O que chama a atenção é que os espectadores de cinema, tão relegados à passividade, pois não interagem com os artistas como o público de teatro, tenham se transformado nos protagonistas desse enredo. Como em O Encouraçado Potenkim, não é o líder revolucionário, mas o povo que toma as rédeas e muda o curso da História. Nesse caso, uma história de amor. Pelo cinema. Sem dúvida, daria um filme.
P.S. Pelas últimas notícias, o processo de tombamento vai ser iniciado, sim. Só espero que o filme não vire novela.
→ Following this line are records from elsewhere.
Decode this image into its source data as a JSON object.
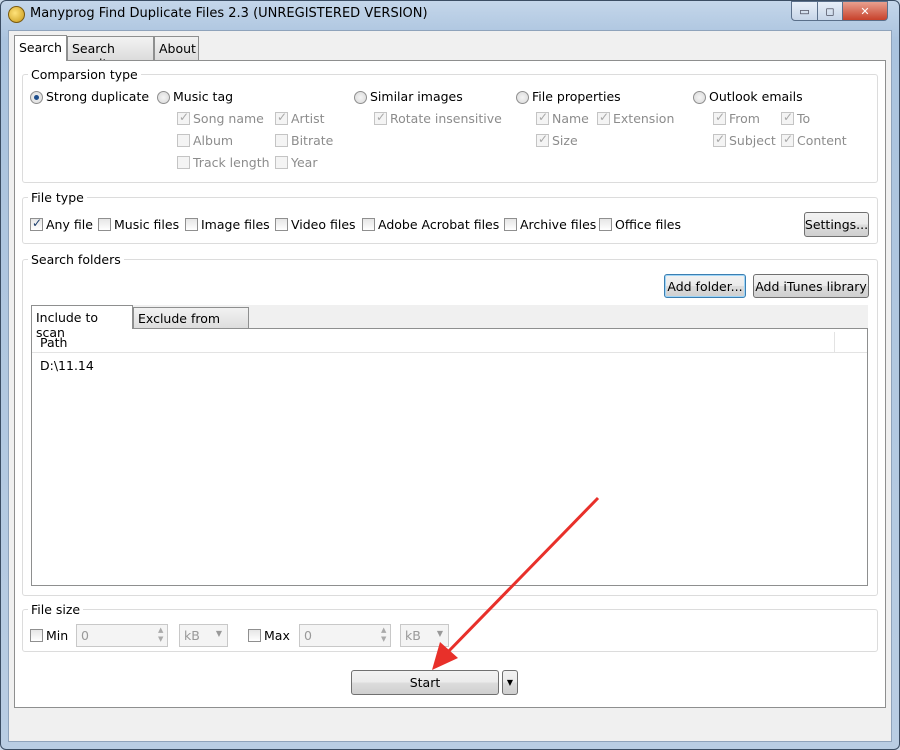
{
  "window": {
    "title": "Manyprog Find Duplicate Files 2.3 (UNREGISTERED VERSION)",
    "minimize": "▭",
    "maximize": "◻",
    "close": "✕"
  },
  "tabs": [
    {
      "label": "Search",
      "active": true
    },
    {
      "label": "Search result"
    },
    {
      "label": "About"
    }
  ],
  "comparison": {
    "title": "Comparsion type",
    "strong": "Strong duplicate",
    "music": "Music tag",
    "song_name": "Song name",
    "artist": "Artist",
    "album": "Album",
    "bitrate": "Bitrate",
    "track_length": "Track length",
    "year": "Year",
    "images": "Similar images",
    "rotate": "Rotate insensitive",
    "fileprops": "File properties",
    "name": "Name",
    "extension": "Extension",
    "size": "Size",
    "outlook": "Outlook emails",
    "from": "From",
    "to": "To",
    "subject": "Subject",
    "content": "Content"
  },
  "filetype": {
    "title": "File type",
    "items": [
      "Any file",
      "Music files",
      "Image files",
      "Video files",
      "Adobe Acrobat files",
      "Archive files",
      "Office files"
    ],
    "settings": "Settings..."
  },
  "folders": {
    "title": "Search folders",
    "add_folder": "Add folder...",
    "add_itunes": "Add iTunes library",
    "tabs": [
      "Include to scan",
      "Exclude from scan"
    ],
    "column": "Path",
    "rows": [
      "D:\\11.14"
    ]
  },
  "filesize": {
    "title": "File size",
    "min": "Min",
    "max": "Max",
    "min_value": "0",
    "max_value": "0",
    "min_unit": "kB",
    "max_unit": "kB"
  },
  "start": "Start",
  "colors": {
    "annotation_arrow": "#e8302a"
  }
}
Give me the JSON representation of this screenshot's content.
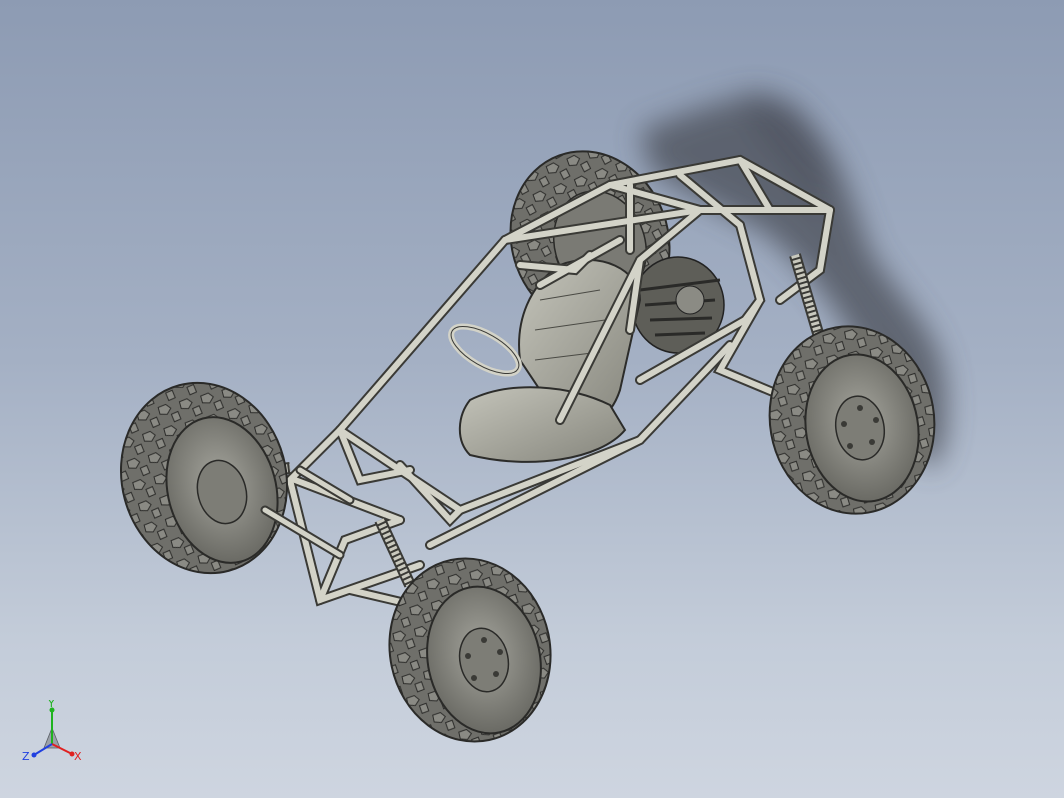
{
  "viewport": {
    "model": "buggy-assembly",
    "background_top": "#8d9bb3",
    "background_bottom": "#ced5e0"
  },
  "triad": {
    "x_label": "X",
    "y_label": "Y",
    "z_label": "Z",
    "x_color": "#e02020",
    "y_color": "#1fb31f",
    "z_color": "#2040e0"
  },
  "colors": {
    "tube": "#d3d3c8",
    "tube_outline": "#3a3a36",
    "tire": "#6f6f6a",
    "rim": "#8d8d86",
    "seat": "#a9a99f",
    "shadow": "#4a4e56"
  }
}
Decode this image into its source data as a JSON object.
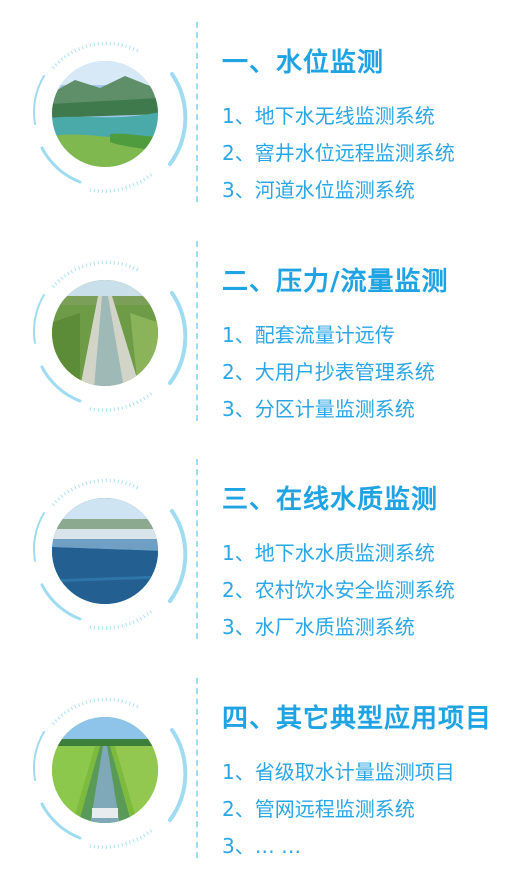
{
  "sections": [
    {
      "title": "一、水位监测",
      "image": "river-valley-photo",
      "items": [
        "1、地下水无线监测系统",
        "2、窨井水位远程监测系统",
        "3、河道水位监测系统"
      ]
    },
    {
      "title": "二、压力/流量监测",
      "image": "irrigation-canal-photo",
      "items": [
        "1、配套流量计远传",
        "2、大用户抄表管理系统",
        "3、分区计量监测系统"
      ]
    },
    {
      "title": "三、在线水质监测",
      "image": "water-plant-pool-photo",
      "items": [
        "1、地下水水质监测系统",
        "2、农村饮水安全监测系统",
        "3、水厂水质监测系统"
      ]
    },
    {
      "title": "四、其它典型应用项目",
      "image": "farmland-channel-photo",
      "items": [
        "1、省级取水计量监测项目",
        "2、管网远程监测系统",
        "3、… …"
      ]
    }
  ],
  "colors": {
    "accent": "#1fa3e3",
    "ring": "#9fdcf2"
  }
}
domingo, 16 de janeiro de 2011

BBB 11

Mais um BBB? espantam-se os críticos. Normal. Na televisão existe espaço para tudo. Só acho que se o BBB chegou à 11ª edição, todos os que apostavam no desgaste da fórmula e anunciavam o seu fim, anos atrás, devem procurar rapidamente outro discurso para posar de inteligentes.
Ouvir que o BBB é um programa sem conteúdo me faz rir. E será que as novelas têm mais a oferecer? Elas têm ótimos artistas, ponto. Mas conteúdo... O esquema amor-impossível, separação-do-casal, casamento-com-a-pessoa-errada e reencontro-final, com alguns assassinatos no meio, de tão manjado, não convence nem as moscas que pousam sobre a televisão.
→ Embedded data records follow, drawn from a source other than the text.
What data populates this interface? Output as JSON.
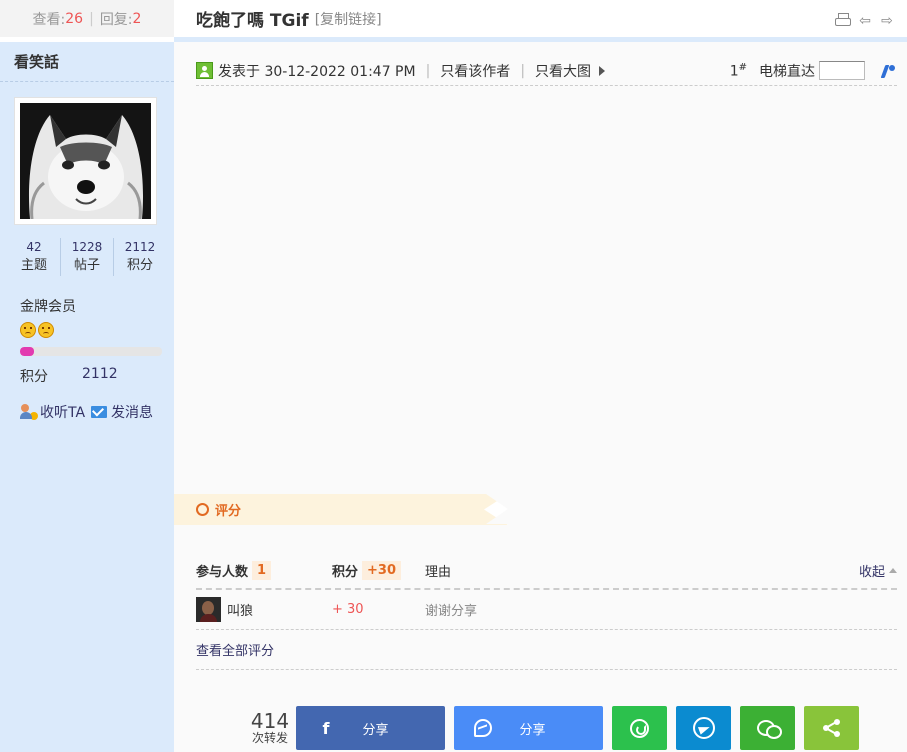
{
  "sidebar": {
    "views_label": "查看:",
    "views": "26",
    "sep": "|",
    "replies_label": "回复:",
    "replies": "2",
    "username": "看笑話",
    "stats": [
      {
        "value": "42",
        "label": "主题"
      },
      {
        "value": "1228",
        "label": "帖子"
      },
      {
        "value": "2112",
        "label": "积分"
      }
    ],
    "rank": "金牌会员",
    "progress_fraction": 0.1,
    "score_label": "积分",
    "score_value": "2112",
    "follow": "收听TA",
    "message": "发消息"
  },
  "header": {
    "title": "吃飽了嗎 TGif",
    "copy_link": "[复制链接]"
  },
  "post": {
    "posted": "发表于 30-12-2022 01:47 PM",
    "sep": "|",
    "only_author": "只看该作者",
    "only_images": "只看大图",
    "floor": "1",
    "floor_mark": "#",
    "jump_label": "电梯直达"
  },
  "rating": {
    "tab": "评分",
    "participants_label": "参与人数",
    "participants": "1",
    "points_label": "积分",
    "points": "+30",
    "reason_label": "理由",
    "collapse": "收起",
    "rows": [
      {
        "user": "叫狼",
        "points": "+ 30",
        "reason": "谢谢分享"
      }
    ],
    "view_all": "查看全部评分"
  },
  "share": {
    "count": "414",
    "count_label": "次转发",
    "facebook": "分享",
    "messenger": "分享"
  },
  "colors": {
    "sidebar_bg": "#dbeafb",
    "accent_red": "#e55555",
    "rate_orange": "#e26a22",
    "facebook": "#4367b0",
    "messenger": "#4a8cf7",
    "whatsapp": "#2cc14d",
    "telegram": "#0b8bd0",
    "wechat": "#3cb034",
    "share": "#89c43a"
  }
}
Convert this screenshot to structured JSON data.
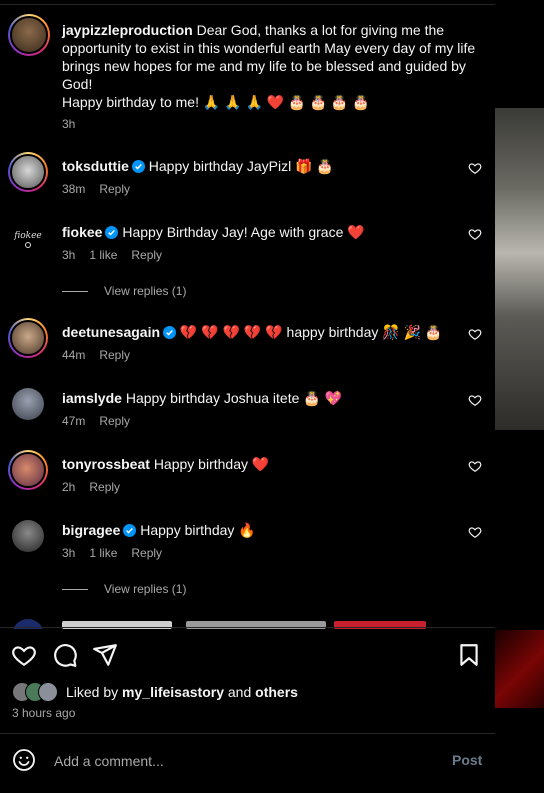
{
  "caption": {
    "username": "jaypizzleproduction",
    "text": " Dear God, thanks a lot for giving me the opportunity to exist in this wonderful earth May every day of my life brings new hopes for me and my life to be blessed and guided by God!",
    "text2": "Happy birthday to me! 🙏 🙏 🙏 ❤️ 🎂 🎂 🎂 🎂",
    "time": "3h"
  },
  "comments": [
    {
      "username": "toksduttie",
      "verified": true,
      "text": "Happy birthday JayPizl 🎁 🎂",
      "time": "38m",
      "likes": "",
      "reply": "Reply"
    },
    {
      "username": "fiokee",
      "verified": true,
      "text": "Happy Birthday Jay! Age with grace ❤️",
      "time": "3h",
      "likes": "1 like",
      "reply": "Reply"
    },
    {
      "username": "deetunesagain",
      "verified": true,
      "text": "💔 💔 💔 💔 💔  happy birthday 🎊 🎉 🎂",
      "time": "44m",
      "likes": "",
      "reply": "Reply"
    },
    {
      "username": "iamslyde",
      "verified": false,
      "text": "Happy birthday Joshua itete 🎂 💖",
      "time": "47m",
      "likes": "",
      "reply": "Reply"
    },
    {
      "username": "tonyrossbeat",
      "verified": false,
      "text": "Happy birthday ❤️",
      "time": "2h",
      "likes": "",
      "reply": "Reply"
    },
    {
      "username": "bigragee",
      "verified": true,
      "text": "Happy birthday 🔥",
      "time": "3h",
      "likes": "1 like",
      "reply": "Reply"
    }
  ],
  "view_replies": [
    "View replies (1)",
    "View replies (1)"
  ],
  "likes": {
    "prefix": "Liked by ",
    "user": "my_lifeisastory",
    "and": " and ",
    "others": "others"
  },
  "post_time": "3 hours ago",
  "add_comment": {
    "placeholder": "Add a comment...",
    "post_label": "Post"
  },
  "colors": {
    "background": "#000000",
    "text": "#f5f5f5",
    "muted": "#a8a8a8",
    "verified": "#0095f6",
    "heart_red": "#ff3040",
    "post_disabled": "#6b7b8c"
  },
  "icons": [
    "heart-icon",
    "comment-icon",
    "share-icon",
    "save-icon",
    "emoji-icon",
    "verified-icon"
  ]
}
Acredito que a fórmula do BBB está menos desgastada que a das novelas e explico por quê. O BBB conseguiu ser uma fusão de gêneros televisivos. São eles: a própria novela, o programa de auditório, a gincana competitiva, as videocassetadas, além da interatividade que nenhum desses programas oferece, sem contar o direito à torcida, como no Brasileirão. E há outras razões:
Imprevisibilidade: digam o que disserem, no BBB não há um esquema previsível de intrigas e desfecho: tanto o Mocinho como o Bandido podem vencê-lo.
Tempo real: chamado de reality show, com justiça, pois a realidade pode invadir o programa a qualquer momento, como ocorreu na última semana, quando o mecanismo utilizado para a prova do líder falhou e a Globo interrompeu-a. Pedro Bial ironizou a situação, mas não conseguiu esconder o nervosismo. Chamou os comerciais, que não entraram, e completou com um patético: “Recebo ordens, assim como vocês”. E o que sente o espectador, diante das falhas da Globo? Suspeito que esse seja o maior divertimento.
Laboratório humano: no BBB há, até certo ponto, um autêntico laboratório de relações humanas, com destaque para novíssimos comportamentos e identidades sexuais. Quando é que, nas novelas, houve um transexual? Lembro-me que, há muito tempo, Maria Luísa Mendonça fez uma hermafrodita — o que foi tachado de mau-gosto. Agora, todos estão se perguntando como se comportará a transexual Ariadna, e, caso ela se envolva com um dos homens da casa, milhões de pontos de interrogação vão piscar em todo o Brasil. Laboratório tem a ver com experiência, que significa fazer o que não foi feito antes. No BBB, isso acontece sem os estereótipos ou o politicamente-correto da teledramaturgia.
O primeiro BBB, no entanto, não foi o BBB. Foi a Casa dos Artistas, do SBT, que atingiu recordes de audiência e mostrou que esse era o caminho das pedras. Mas pelos direitos autorais, o BBB ficou com a Globo, que pode até ter aprendido algumas coisas com a incursão do SBT. Lá, aperfeiçoaram uma técnica que Serguei Eisenstein descobrira muito tempo antes: qualquer cena filmada, por mais banal que seja, tem seu significado completamente alterado quando da inclusão de uma trilha sonora. Sem a música, não haveria romance, não haveria romantismo. A competente Laura Finnochiaro percebeu isso, e fez tão bem seu trabalho que até CDs com a trilha sonora do programa foram lançados.
                BBB tem, em suma, os ingredientes para mobilizar a atenção do público e provocar acaloradas discussões. É pouco?